In fact, Obama suggested a flippantness about the looming fiscal disaster when he deployed the disturbingly casual locution, ‘and while we’re at it, let’s cut this other tax too!’ Sure! Why not just chop all sorts of taxes? Wth difference does it make? When are we going to talk seriously in the US about the need to a tax hike as the only realistic way to balance the budget? One of the biggest idiot lines of the Bush presidency was when he said we could reduce the deficit without raising taxes. If you want to have functioning government, you can’t just keep voting yourself tax cuts and spending expansions. Otherwise you’ll look like California. In fact, in the 15 minutes or so devoted to the budget deficit, the only serious proposal was the restoration of ‘pay-as-you-go.’

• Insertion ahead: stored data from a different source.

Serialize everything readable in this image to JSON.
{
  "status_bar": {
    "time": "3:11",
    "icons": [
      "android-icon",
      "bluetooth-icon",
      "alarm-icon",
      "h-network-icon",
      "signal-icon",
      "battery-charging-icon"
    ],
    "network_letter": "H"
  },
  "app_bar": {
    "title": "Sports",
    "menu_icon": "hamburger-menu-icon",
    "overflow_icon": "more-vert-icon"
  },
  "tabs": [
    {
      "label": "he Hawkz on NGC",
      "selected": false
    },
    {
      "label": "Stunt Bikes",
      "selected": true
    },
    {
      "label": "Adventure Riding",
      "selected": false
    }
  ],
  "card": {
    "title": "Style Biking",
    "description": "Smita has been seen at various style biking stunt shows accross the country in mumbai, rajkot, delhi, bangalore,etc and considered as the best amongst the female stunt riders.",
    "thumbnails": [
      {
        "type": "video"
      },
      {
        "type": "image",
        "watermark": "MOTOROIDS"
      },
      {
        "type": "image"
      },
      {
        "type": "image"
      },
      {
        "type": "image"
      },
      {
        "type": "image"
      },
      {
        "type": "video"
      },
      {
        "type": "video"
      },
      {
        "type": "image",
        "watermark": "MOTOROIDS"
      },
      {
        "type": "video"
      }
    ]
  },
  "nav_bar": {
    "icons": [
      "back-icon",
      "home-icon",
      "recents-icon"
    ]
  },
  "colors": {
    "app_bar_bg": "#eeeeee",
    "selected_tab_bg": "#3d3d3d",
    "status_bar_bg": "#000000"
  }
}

4. Foreign policy’s a throw-away.

For all the folks who claim the US is an empire, we sure are an introverted one judging by this talk. Foreign policy got less than 10 minutes, despite the ongoing GWoT that is in fact in increasing under Obama. About the only thing useful was the oblique hint that Obama will push for more trade (cleverly repackaged for the speech as ‘more exports’) with Korea and Latin America. But even this too has obvious problems, as just about everyone today is trying to export more as a route out of the crisis. If Obama thinks that he can pull the US into a current account surplus, he’s dreaming. Most of America’s big trading partners (Germany, Japan, India, Korea, China, Taiwan) run a surplus on the back on the voracious American consumer. Understandably, Obama now wants them to return the favor (his ‘National Export Initiative’), but if he thinks mercantilists in the Asia are going to suddenly import more, forget it. If there is one thing I’ve learned living in Asia, it’s that governments out here are like the Spanish Habsburgs on trade. They’d rather brutally punish their own citizens through higher and higher trade barriers than tolerate any serious trade deficits with the US. Is this unfair to Americans? Absolutely. But it is also how they play the game here, so forget some export promoted US recovery with Asians buying our stuff.

Beyond this, Obama gave us nothing new on the Middle East or NK – just more ‘I’m tough’ schtick to keep the right-wing blogosphere from exploding.